If you would care to look at the version of the script that I am running take a look at this previous post https://lists.netfilter.org/pipermail/netfilter/2005-June/061362.html



Grant. . . .

curby . wrote:
> I know enough to realize that it didn't stop working just because it
> hates me: most likely, i changed something in the configuration or
> something to make it stop working.  However, I can't think of anyting
> I could have done to two different machines to make them stop working
> in exactly that same way.  Basically, every SSH attempt skips the
> return to the input chain and jumps directly to log/drop or
> log/tarpit.  I've tried increasing the --hitcount, tried rebooting or
> otherwise restarting the network service, tried using a different
> --name in recet, etc.
> 
> I have tried all the following scripts (I can paste their contents in
> if requested but it would be rather annoying because of their combined
> length) with no success.  Any ideas on what might have happened? 

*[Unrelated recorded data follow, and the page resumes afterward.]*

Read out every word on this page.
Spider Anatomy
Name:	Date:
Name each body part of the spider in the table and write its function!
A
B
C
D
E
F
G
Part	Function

> Kernel version and iptables version didn't change, the recent module
> loads with no errors, and all the iptables commands to insert rules
> complete with no errors.
> 
> Links to variations that I tried with no success:
> 
> http://curby.net/doc/testwall1
> http://curby.net/doc/testwall2
> http://curby.net/doc/testwall3
> http://curby.net/doc/testwall4
> 
> Hopefully it's a really simple typo or something, though with all the
> variations I've tried, I'm starting to doubt that simple explanation. 
> What might the problem be?  Thanks!